What can't I compost?

  • dairy products
  • diseased plant material
  • fat
  • large branches
  • magazines
  • meat scraps and bones (Bokashi bins can accept these)
  • metals
  • plastic
  • glass
  • pet droppings

What's your compost telling you? 

  • Too wet? Add more browns (dead leaves, twigs, newspaper)
  • Too dry? Add some greens (grass, fruit) and sprinkle with water
  • Too smelly? Add dry material (newspaper, grass), turn your compost to air the soil and add a dash of lime juice
  • Breaking down too slowly? Turn your compost to expose it to air and add water
  • Maggots in your compost? You may have added meats, faeces and fats. Cover with lime juice or soil.
  • Pests in your compost? Your compost is too dry – remove any breads/grains, cover entry with wire, turn compost and add moisture.
  • Lasagne technique: Add a layer of newspaper, grass, leaves or straw when you add food scraps.
  • Feels warm? Your compost is breaking down correctly
  • Taking too long to break down? Turn your compost more regularly. It usually takes three to six months, but turning it will speed it up!

Can't compost but still want to help?

Visit Share Waste to find someone in Yarra who can accept and compost your food scraps, or add yourself as a host and compost for others to divert it from landfill. 

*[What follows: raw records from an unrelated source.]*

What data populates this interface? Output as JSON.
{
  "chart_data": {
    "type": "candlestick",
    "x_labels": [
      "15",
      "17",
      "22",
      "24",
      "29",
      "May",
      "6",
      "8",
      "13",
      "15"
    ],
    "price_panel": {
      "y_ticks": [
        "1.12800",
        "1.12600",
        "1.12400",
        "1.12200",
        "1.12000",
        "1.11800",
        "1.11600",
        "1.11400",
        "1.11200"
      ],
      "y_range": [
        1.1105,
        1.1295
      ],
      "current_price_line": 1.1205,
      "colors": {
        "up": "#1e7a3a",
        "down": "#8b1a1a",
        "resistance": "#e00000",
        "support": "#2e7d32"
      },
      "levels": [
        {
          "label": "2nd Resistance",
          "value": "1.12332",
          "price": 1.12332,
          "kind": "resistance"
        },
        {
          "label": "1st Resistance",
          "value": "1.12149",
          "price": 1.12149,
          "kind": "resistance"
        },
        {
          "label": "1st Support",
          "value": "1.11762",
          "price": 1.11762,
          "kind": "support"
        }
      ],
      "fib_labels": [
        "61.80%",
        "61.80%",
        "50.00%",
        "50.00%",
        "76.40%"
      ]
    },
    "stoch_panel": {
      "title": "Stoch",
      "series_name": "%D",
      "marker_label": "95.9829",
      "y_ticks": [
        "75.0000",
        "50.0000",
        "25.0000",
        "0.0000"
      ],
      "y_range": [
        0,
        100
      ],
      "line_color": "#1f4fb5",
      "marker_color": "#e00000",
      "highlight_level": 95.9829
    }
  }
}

For more information about compost visit Food Know How and Sustainability Victoria's website

We're currently trialling a new food and green waste collection service in selected areas of Abbotsford. Trial participants are helping the environment by reducing the amount of waste going to landfill. Information gathered from our trial may be used to improve and expand the program in the future. To find out more and follow our progress, visit Food Know How

How to order a worm farm or compost bin

1. Order a worm farm or compost bin online. Click on 'Sustainability and recycling' then 'Order a compost bin/worm farm'.  Once your order has been approved you will be issued with an invoice. 

2. Pay for your worm farm or compost bin:

 3. Pick up your worm farm or compost bin. 

Bin collection 

You can collect from our depot, corner of Roseneath and Gray streets, Clifton Hill. Monday to Friday 8.30am to 2.30pm.

You will need to bring your receipt of payment.